93 acts of violence reported, as opposed to 1,100 acts of violence committed…Baker and his colleagues are too decorous to state the obvious, but what they are essentially saying here is that the Bush administration, in its official capacity, falsely skews its information.

The next line in the ISG report is particularly damning, even though its bureaucratese may require you to read it twice: “Good policy is difficult to make when information is systematically collected in a way that minimizes its discrepancy with policy goals.” That’s dry stuff, intentionally so. But, as an attack on the Bush administration, it has real power. Baker and his colleagues are saying that the war team has “systematically” sought to hide the true extent of the Iraq violence so as not to expose the flaws in the neoconservative mission.

(Read that italicized sentence again. Now read what British officials wrote in their now-famous Downing Street memo, about the Bush team's prewar sales pitch: "the intelligence and facts were being fixed around the policy." Sound familiar?)
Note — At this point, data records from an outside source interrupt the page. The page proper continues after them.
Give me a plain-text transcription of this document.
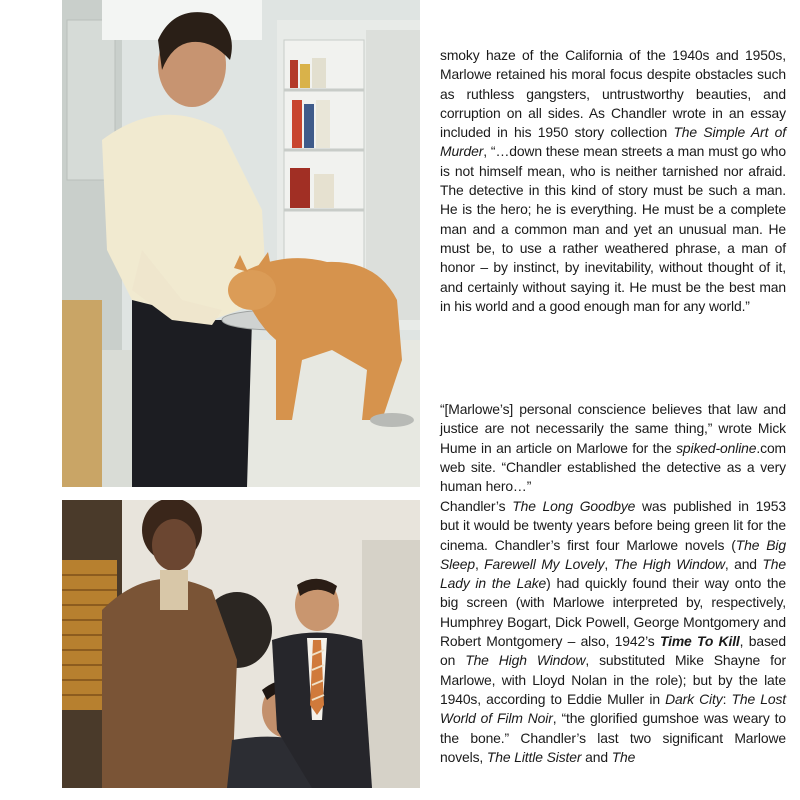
smoky haze of the California of the 1940s and 1950s, Marlowe retained his moral focus despite obstacles such as ruthless gangsters, untrustworthy beauties, and corruption on all sides. As Chandler wrote in an essay included in his 1950 story collection The Simple Art of Murder, “…down these mean streets a man must go who is not himself mean, who is neither tarnished nor afraid. The detective in this kind of story must be such a man. He is the hero; he is everything. He must be a complete man and a common man and yet an unusual man. He must be, to use a rather weathered phrase, a man of honor – by instinct, by inevitability, without thought of it, and certainly without saying it. He must be the best man in his world and a good enough man for any world.”

“[Marlowe’s] personal conscience believes that law and justice are not necessarily the same thing,” wrote Mick Hume in an article on Marlowe for the spiked-online.com web site. “Chandler established the detective as a very human hero…”

Chandler’s The Long Goodbye was published in 1953 but it would be twenty years before being green lit for the cinema. Chandler’s first four Marlowe novels (The Big Sleep, Farewell My Lovely, The High Window, and The Lady in the Lake) had quickly found their way onto the big screen (with Marlowe interpreted by, respectively, Humphrey Bogart, Dick Powell, George Montgomery and Robert Montgomery – also, 1942’s Time To Kill, based on The High Window, substituted Mike Shayne for Marlowe, with Lloyd Nolan in the role); but by the late 1940s, according to Eddie Muller in Dark City: The Lost World of Film Noir, “the glorified gumshoe was weary to the bone.” Chandler’s last two significant Marlowe novels, The Little Sister and The
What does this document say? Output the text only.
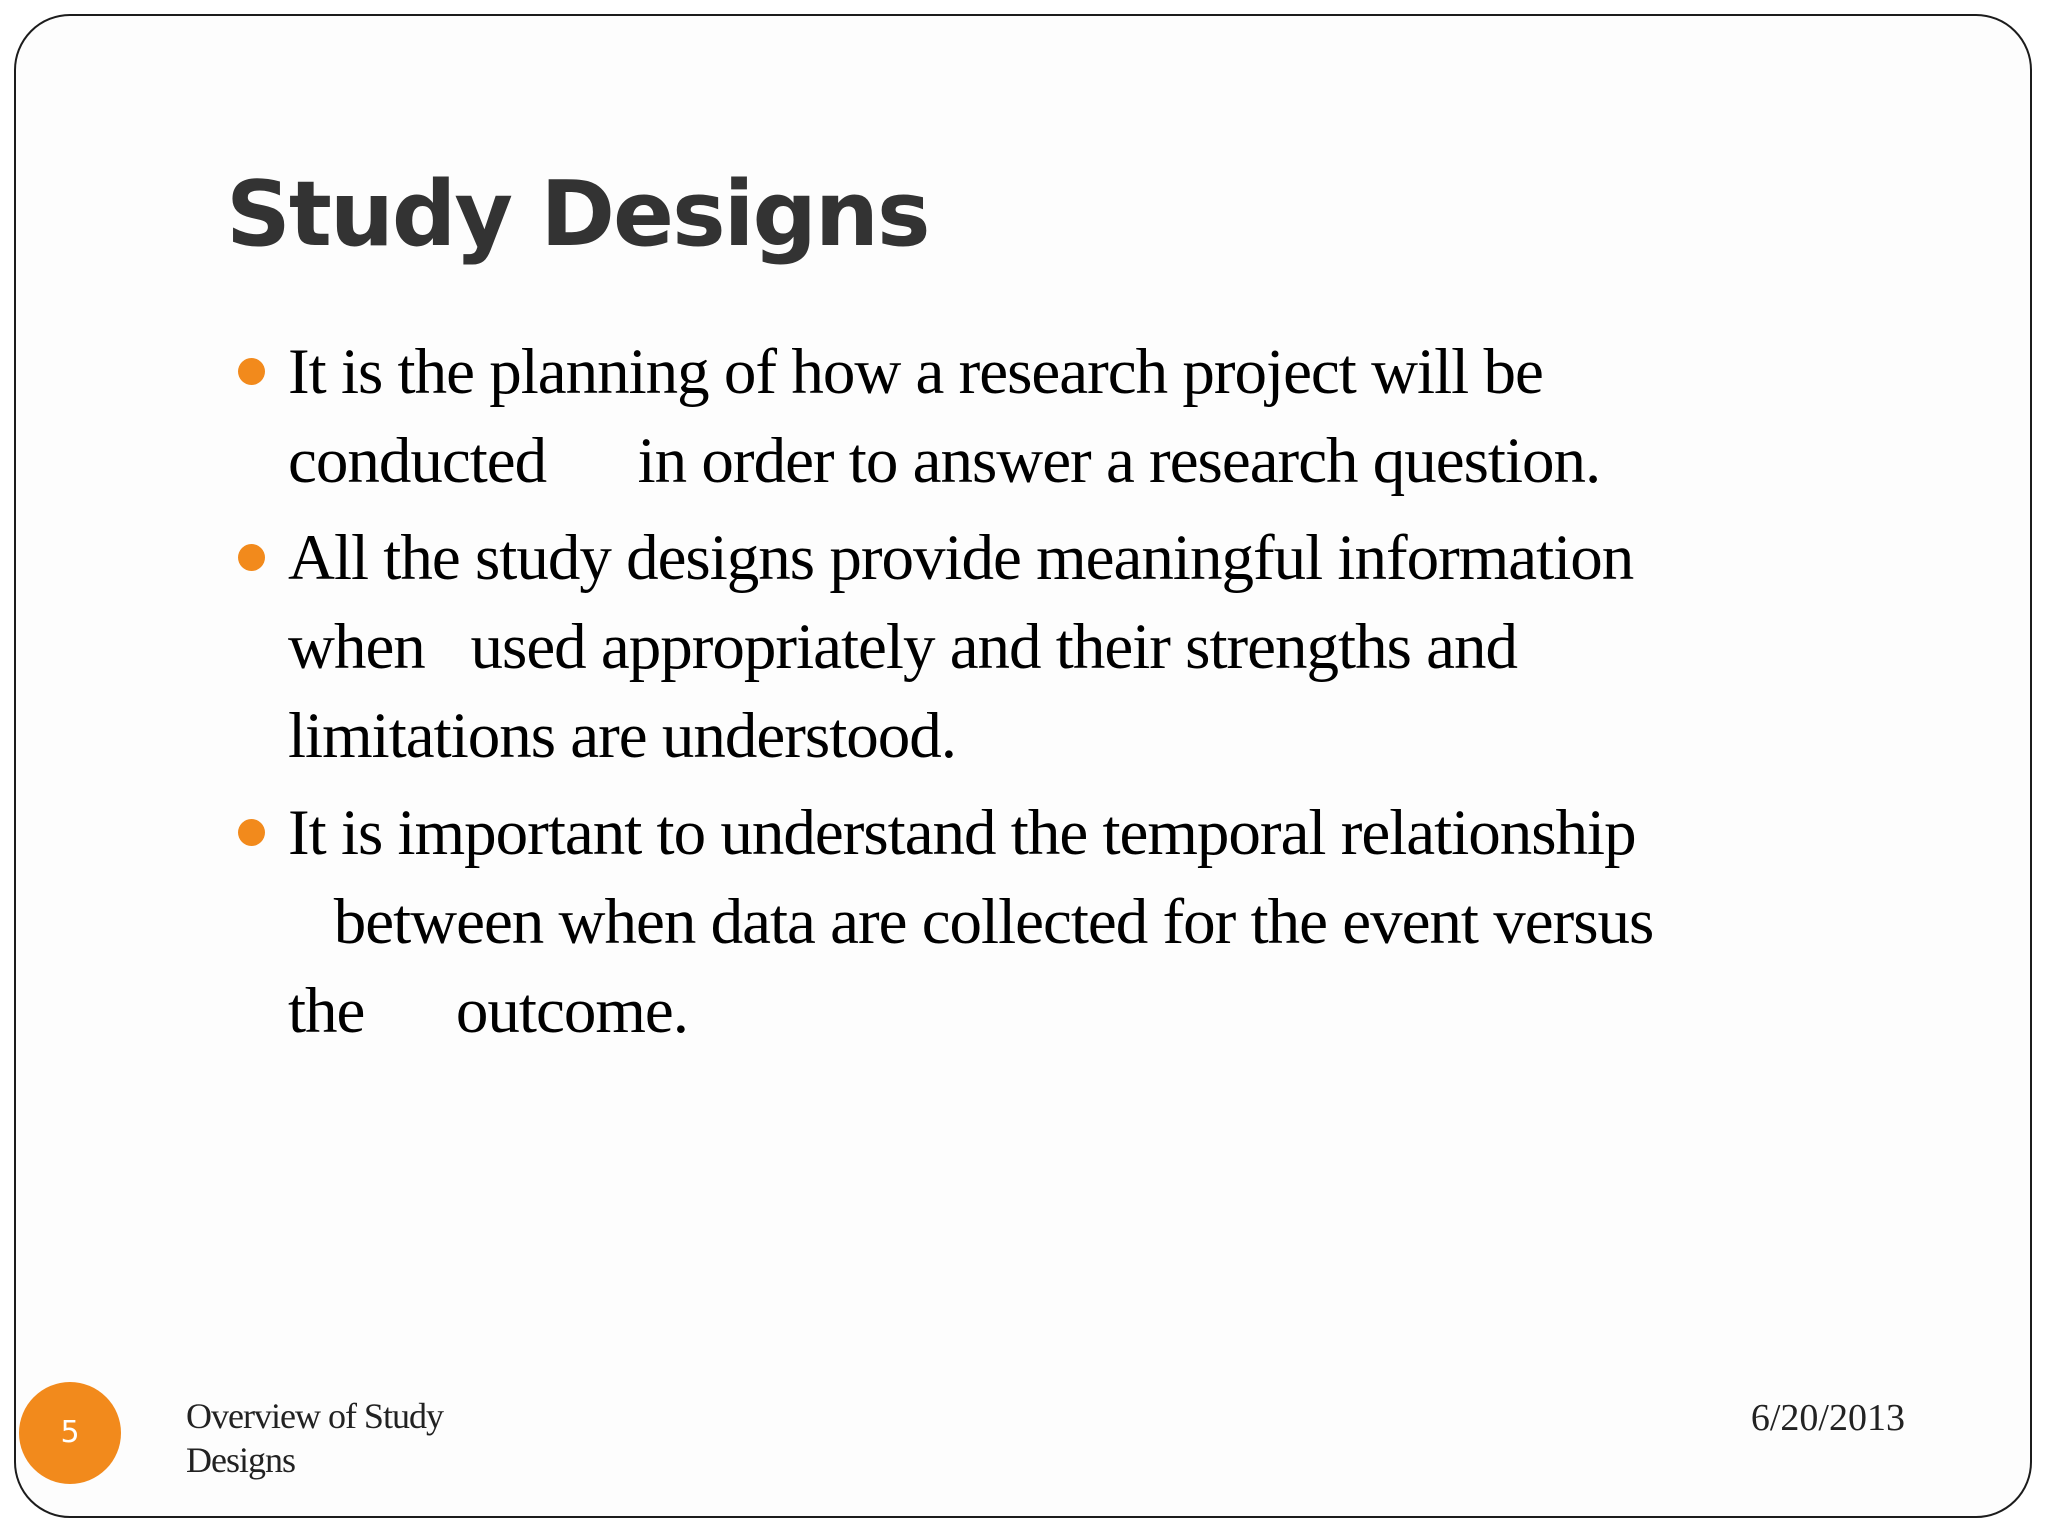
Study Designs
It is the planning of how a research project will be
conducted      in order to answer a research question.
All the study designs provide meaningful information
when   used appropriately and their strengths and
limitations are understood.
It is important to understand the temporal relationship
between when data are collected for the event versus
the      outcome.
5	Overview of Study Designs
6/20/2013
All told, the ISG report demonstrates that there has been a serious disconnect between the facts on the ground, and what Americans were being told by the Bush administration (in the president’s words in December 2005, there is “quiet steady progress”). And by exposing the in-house informational coverup, the ISG report probably makes it far less likely that the administration will try in the future to blame the downward spiral in Iraq on the journalists who are reporting it. (Although, on CNN this weekend, Bush spokesman Tony Snow made one drive-by remark, accusing the Iraq correspondents of peddling "a failure narrative.")

But journalists well know that the release of the ISG report will not prevent the war’s staunchest defenders from seeking to blame them anyway. Four decades after Vietnam, it’s a virtual axiom in some circles that “the media” “lost” that war, by reporting so much of the bad news. And as Iraq continues to deteriorate, the same line is being floated again; as Michael Novak argues on Rupert Murdoch’s Weekly Standard website, “What we have discovered in Iraq is the weakest link in the ability of the United States to sustain military operations overseas. That link is the U.S. media. They are Islamists' best friends.”

The people who now consider Baker to be a “surrender monkey” are not likely to endorse his contention that it’s the Bush administration, not the media, that should be blamed for destructively shoddy reporting.